Shlesinger did the accent. “I memorized the lines and I just leaned into that accent and did a heavy eyeliner and it just worked, and it shouldn‘t have worked,” she said. “I’ve read for so many things over a decade and I seldom book anything. By seldom, I mean literally two other times. And it worked. It clicked.”
She might want to get used to it. Last December, Shlesinger completed another film, this one a dream project she wrote herself. The currently untitled Universal Pictures comedy — though Shlesinger says she has a title in mind — was directed by “GLOW” star and fellow comedian Kimmy Gatewood and features Shlesinger in the lead role. Details have been kept mostly under wraps, but Shlesinger said it’s based on a true story, and reportedly follows a hapless singleton who falls for a guy who is not entirely what he seems to be.

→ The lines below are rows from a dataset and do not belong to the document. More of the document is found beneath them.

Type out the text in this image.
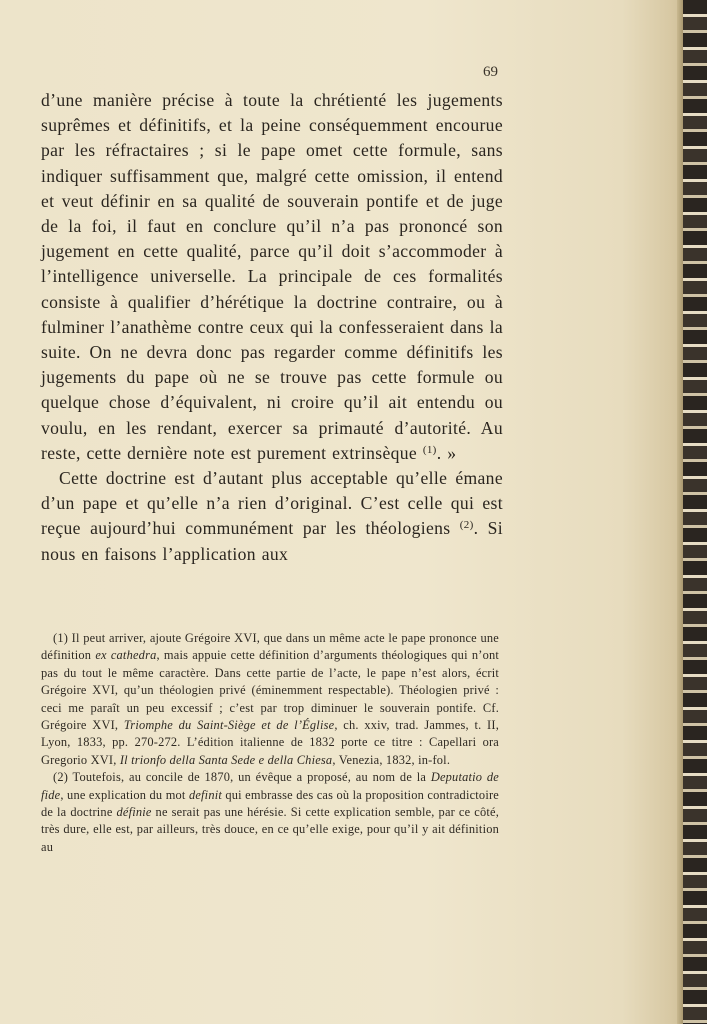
69

d’une manière précise à toute la chrétienté les jugements suprêmes et définitifs, et la peine conséquemment encourue par les réfractaires ; si le pape omet cette formule, sans indiquer suffisamment que, malgré cette omission, il entend et veut définir en sa qualité de souverain pontife et de juge de la foi, il faut en conclure qu’il n’a pas prononcé son jugement en cette qualité, parce qu’il doit s’accommoder à l’intelligence universelle. La principale de ces formalités consiste à qualifier d’hérétique la doctrine contraire, ou à fulminer l’anathème contre ceux qui la confesseraient dans la suite. On ne devra donc pas regarder comme définitifs les jugements du pape où ne se trouve pas cette formule ou quelque chose d’équivalent, ni croire qu’il ait entendu ou voulu, en les rendant, exercer sa primauté d’autorité. Au reste, cette dernière note est purement extrinsèque $^{(1)}$. »

Cette doctrine est d’autant plus acceptable qu’elle émane d’un pape et qu’elle n’a rien d’original. C’est celle qui est reçue aujourd’hui communément par les théologiens $^{(2)}$. Si nous en faisons l’application aux

(1) Il peut arriver, ajoute Grégoire XVI, que dans un même acte le pape prononce une définition ex cathedra, mais appuie cette définition d’arguments théologiques qui n’ont pas du tout le même caractère. Dans cette partie de l’acte, le pape n’est alors, écrit Grégoire XVI, qu’un théologien privé (éminemment respectable). Théologien privé : ceci me paraît un peu excessif ; c’est par trop diminuer le souverain pontife. Cf. Grégoire XVI, Triomphe du Saint-Siège et de l’Église, ch. xxiv, trad. Jammes, t. II, Lyon, 1833, pp. 270-272. L’édition italienne de 1832 porte ce titre : Capellari ora Gregorio XVI, Il trionfo della Santa Sede e della Chiesa, Venezia, 1832, in-fol.

(2) Toutefois, au concile de 1870, un évêque a proposé, au nom de la Deputatio de fide, une explication du mot definit qui embrasse des cas où la proposition contradictoire de la doctrine définie ne serait pas une hérésie. Si cette explication semble, par ce côté, très dure, elle est, par ailleurs, très douce, en ce qu’elle exige, pour qu’il y ait définition au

“Every time I didn’t get the part that I wanted in a movie, every time I had an audition that didn’t go well, every time somebody said no or the phone wasn’t ringing, I would turn to the script and I would just keep writing on it,” Shlesinger said. “I just thought to myself, ‘One day somebody is going to want to read the script and you better have it ready.’ This movie is hours and hours and hours of me sitting alone late night in various cities or by myself in my living room, just sort of typing away at what could be something one day.”
She’s not bothered about having to wait for the film to come out whenever things get even somewhat back to normal. She’ll be ready when it happens. “I know that I was already so grateful for my career, but I don’t think I’ll ever roll my eyes when I have to wake up from a nap to go to a show ever again,” she said with a laugh.
“The Iliza Shlesinger Sketch Show” and “Spenser Confidential” are currently streaming on Netflix.